You will need to setup git, adapt your email and name in the following cell.

In [2]:
# Set config variable to login to Huggingface Hub
!git config --global user.email "miesner.jacob@gmail.com"
!git config --global user.name "miesnerjacob"

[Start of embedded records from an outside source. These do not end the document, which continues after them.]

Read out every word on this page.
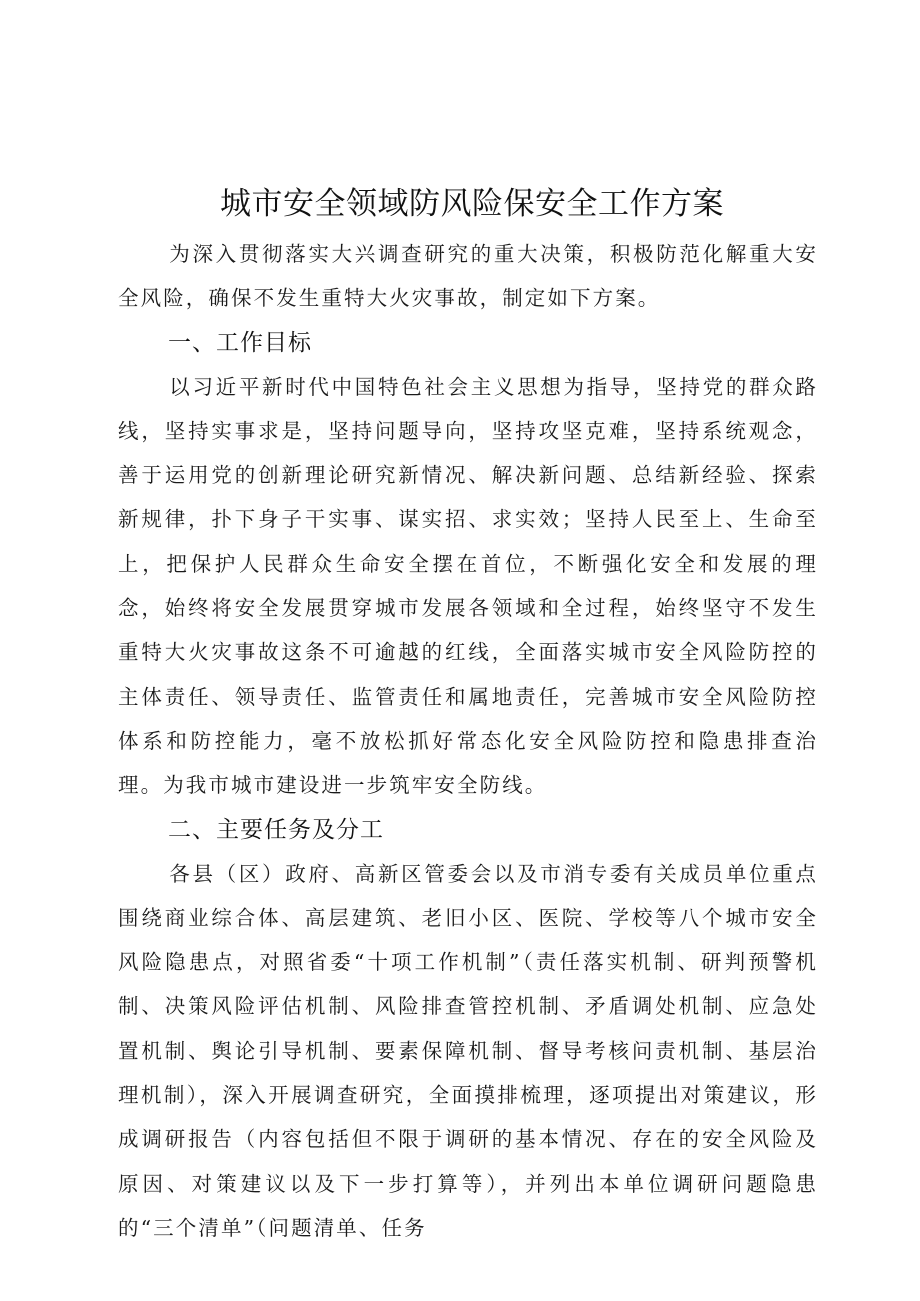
城市安全领域防风险保安全工作方案

为深入贯彻落实大兴调查研究的重大决策，积极防范化解重大安全风险，确保不发生重特大火灾事故，制定如下方案。

一、工作目标

以习近平新时代中国特色社会主义思想为指导，坚持党的群众路线，坚持实事求是，坚持问题导向，坚持攻坚克难，坚持系统观念，善于运用党的创新理论研究新情况、解决新问题、总结新经验、探索新规律，扑下身子干实事、谋实招、求实效；坚持人民至上、生命至上，把保护人民群众生命安全摆在首位，不断强化安全和发展的理念，始终将安全发展贯穿城市发展各领域和全过程，始终坚守不发生重特大火灾事故这条不可逾越的红线，全面落实城市安全风险防控的主体责任、领导责任、监管责任和属地责任，完善城市安全风险防控体系和防控能力，毫不放松抓好常态化安全风险防控和隐患排查治理。为我市城市建设进一步筑牢安全防线。

二、主要任务及分工

各县（区）政府、高新区管委会以及市消专委有关成员单位重点围绕商业综合体、高层建筑、老旧小区、医院、学校等八个城市安全风险隐患点，对照省委“十项工作机制”（责任落实机制、研判预警机制、决策风险评估机制、风险排查管控机制、矛盾调处机制、应急处置机制、舆论引导机制、要素保障机制、督导考核问责机制、基层治理机制），深入开展调查研究，全面摸排梳理，逐项提出对策建议，形成调研报告（内容包括但不限于调研的基本情况、存在的安全风险及原因、对策建议以及下一步打算等），并列出本单位调研问题隐患的“三个清单”（问题清单、任务
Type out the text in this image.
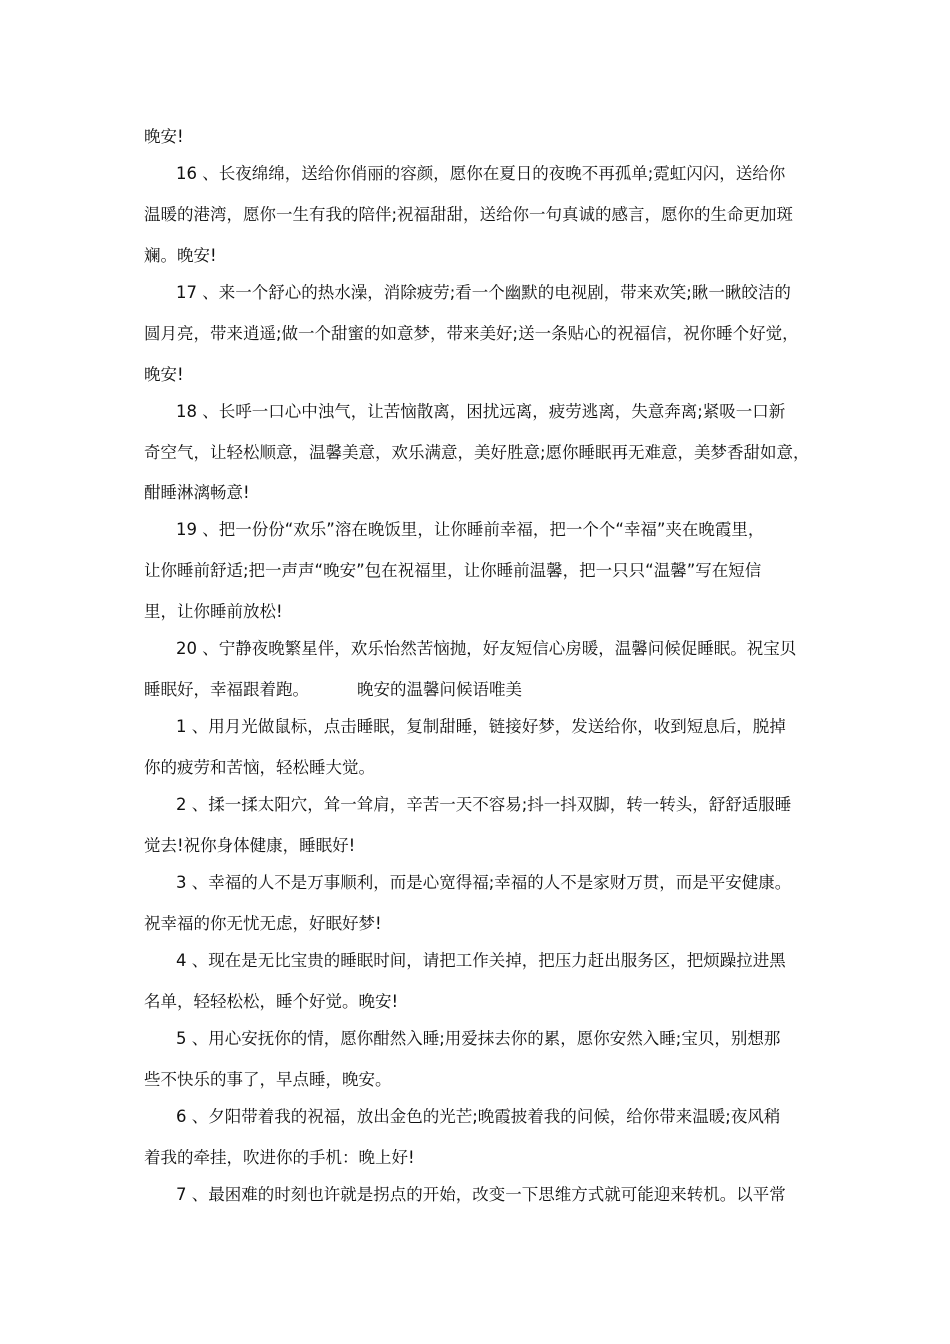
晚安!
16 、长夜绵绵，送给你俏丽的容颜，愿你在夏日的夜晚不再孤单;霓虹闪闪，送给你
温暖的港湾，愿你一生有我的陪伴;祝福甜甜，送给你一句真诚的感言，愿你的生命更加斑
斓。晚安!
17 、来一个舒心的热水澡，消除疲劳;看一个幽默的电视剧，带来欢笑;瞅一瞅皎洁的
圆月亮，带来逍遥;做一个甜蜜的如意梦，带来美好;送一条贴心的祝福信，祝你睡个好觉，
晚安!
18 、长呼一口心中浊气，让苦恼散离，困扰远离，疲劳逃离，失意奔离;紧吸一口新
奇空气，让轻松顺意，温馨美意，欢乐满意，美好胜意;愿你睡眠再无难意，美梦香甜如意，
酣睡淋漓畅意!
19 、把一份份“欢乐”溶在晚饭里，让你睡前幸福，把一个个“幸福”夹在晚霞里，
让你睡前舒适;把一声声“晚安”包在祝福里，让你睡前温馨，把一只只“温馨”写在短信
里，让你睡前放松!
20 、宁静夜晚繁星伴，欢乐怡然苦恼抛，好友短信心房暖，温馨问候促睡眠。祝宝贝
睡眠好，幸福跟着跑。	晚安的温馨问候语唯美
1 、用月光做鼠标，点击睡眠，复制甜睡，链接好梦，发送给你，收到短息后，脱掉
你的疲劳和苦恼，轻松睡大觉。
2 、揉一揉太阳穴，耸一耸肩，辛苦一天不容易;抖一抖双脚，转一转头，舒舒适服睡
觉去!祝你身体健康，睡眠好!
3 、幸福的人不是万事顺利，而是心宽得福;幸福的人不是家财万贯，而是平安健康。
祝幸福的你无忧无虑，好眠好梦!
4 、现在是无比宝贵的睡眠时间，请把工作关掉，把压力赶出服务区，把烦躁拉进黑
名单，轻轻松松，睡个好觉。晚安!
5 、用心安抚你的情，愿你酣然入睡;用爱抹去你的累，愿你安然入睡;宝贝，别想那
些不快乐的事了，早点睡，晚安。
6 、夕阳带着我的祝福，放出金色的光芒;晚霞披着我的问候，给你带来温暖;夜风稍
着我的牵挂，吹进你的手机：晚上好!
7 、最困难的时刻也许就是拐点的开始，改变一下思维方式就可能迎来转机。以平常
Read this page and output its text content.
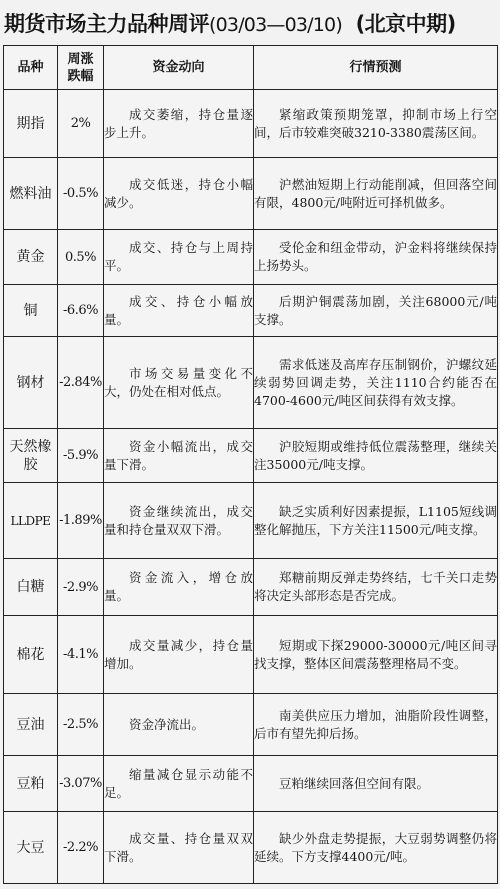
期货市场主力品种周评(03/03—03/10) (北京中期)
品种	周涨跌幅	资金动向	行情预测
期指	2%	成交萎缩，持仓量逐步上升。	紧缩政策预期笼罩，抑制市场上行空间，后市较难突破3210-3380震荡区间。
燃料油	-0.5%	成交低迷，持仓小幅减少。	沪燃油短期上行动能削减，但回落空间有限，4800元/吨附近可择机做多。
黄金	0.5%	成交、持仓与上周持平。	受伦金和纽金带动，沪金料将继续保持上扬势头。
铜	-6.6%	成交、持仓小幅放量。	后期沪铜震荡加剧，关注68000元/吨支撑。
钢材	-2.84%	市场交易量变化不大，仍处在相对低点。	需求低迷及高库存压制钢价，沪螺纹延续弱势回调走势，关注1110合约能否在4700-4600元/吨区间获得有效支撑。
天然橡胶	-5.9%	资金小幅流出，成交量下滑。	沪胶短期或维持低位震荡整理，继续关注35000元/吨支撑。
LLDPE	-1.89%	资金继续流出，成交量和持仓量双双下滑。	缺乏实质利好因素提振，L1105短线调整化解抛压，下方关注11500元/吨支撑。
白糖	-2.9%	资金流入，增仓放量。	郑糖前期反弹走势终结，七千关口走势将决定头部形态是否完成。
棉花	-4.1%	成交量减少，持仓量增加。	短期或下探29000-30000元/吨区间寻找支撑，整体区间震荡整理格局不变。
豆油	-2.5%	资金净流出。	南美供应压力增加，油脂阶段性调整，后市有望先抑后扬。
豆粕	-3.07%	缩量减仓显示动能不足。	豆粕继续回落但空间有限。
大豆	-2.2%	成交量、持仓量双双下滑。	缺少外盘走势提振，大豆弱势调整仍将延续。下方支撑4400元/吨。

You will also need to be logged in to the Hugging Face Hub. Execute the following and enter your credentials.

In [3]:
# Login to Hugging Face Hub via CLI commands
!huggingface-cli login


        _|    _|  _|    _|    _|_|_|    _|_|_|  _|_|_|  _|      _|    _|_|_|      _|_|_|_|    _|_|      _|_|_|  _|_|_|_|
        _|    _|  _|    _|  _|        _|          _|    _|_|    _|  _|            _|        _|    _|  _|        _|
        _|_|_|_|  _|    _|  _|  _|_|  _|  _|_|    _|    _|  _|  _|  _|  _|_|      _|_|_|    _|_|_|_|  _|        _|_|_|
        _|    _|  _|    _|  _|    _|  _|    _|    _|    _|    _|_|  _|    _|      _|        _|    _|  _|        _|
        _|    _|    _|_|      _|_|_|    _|_|_|  _|_|_|  _|      _|    _|_|_|      _|        _|    _|    _|_|_|  _|_|_|_|

        
Username: miesnerjacob
Password: 
Login successful
Your token: OMJmXAUFgxWGSheARSAjknhHnDgzlwgDTAwSHSHicAiFKUrNFimdXZNOAYxKYhLzBBQZEqfRQtiSpRafWIzSrdRVYPaHLkhyuFbZWrlzJBTcgXZrARBCdvHBqEYOarEy 

Your token has been saved to /root/.huggingface/token


In [9]:
# Load pretrained model
from transformers import AutoModelForMaskedLM, AutoTokenizer

checkpoint = "camembert-base"

model = AutoModelForMaskedLM.from_pretrained(checkpoint)
tokenizer = AutoTokenizer.from_pretrained(checkpoint)

In [5]:
# Push dummy model to the HF Hub
model.push_to_hub("dummy-model")

'https://huggingface.co/miesnerjacob/dummy-model/commit/227a7906b4941a7b943d916c166d72cd4d6b72e8'

In [6]:
# Push dummy tokenizer to the HF Hub
tokenizer.push_to_hub("dummy-model")

# # Push dummy model to the HF Hub with organization specified
# tokenizer.push_to_hub("dummy-model", organization="sightly")

# # Push dummy model to the HF Hub with organization and auth toke specified
# tokenizer.push_to_hub(
#     "dummy-model", organization="huggingface", use_auth_token="<TOKEN>"
# )

'https://huggingface.co/miesnerjacob/dummy-model/commit/e7167e3ca413048adf230b8001b365fe4d382a24'

In [11]:
# Saving model on local machine
from transformers import AutoModelForMaskedLM, AutoTokenizer

checkpoint = "camembert-base"

model = AutoModelForMaskedLM.from_pretrained(checkpoint)
tokenizer = AutoTokenizer.from_pretrained(checkpoint)

# Do whatever with the model, train it, fine-tune it...

model.save_pretrained("<path_to_dummy_folder>")
tokenizer.save_pretrained("<path_to_dummy_folder>")

('<path_to_dummy_folder>/tokenizer_config.json',
 '<path_to_dummy_folder>/special_tokens_map.json',
 '<path_to_dummy_folder>/sentencepiece.bpe.model',
 '<path_to_dummy_folder>/added_tokens.json',
 '<path_to_dummy_folder>/tokenizer.json')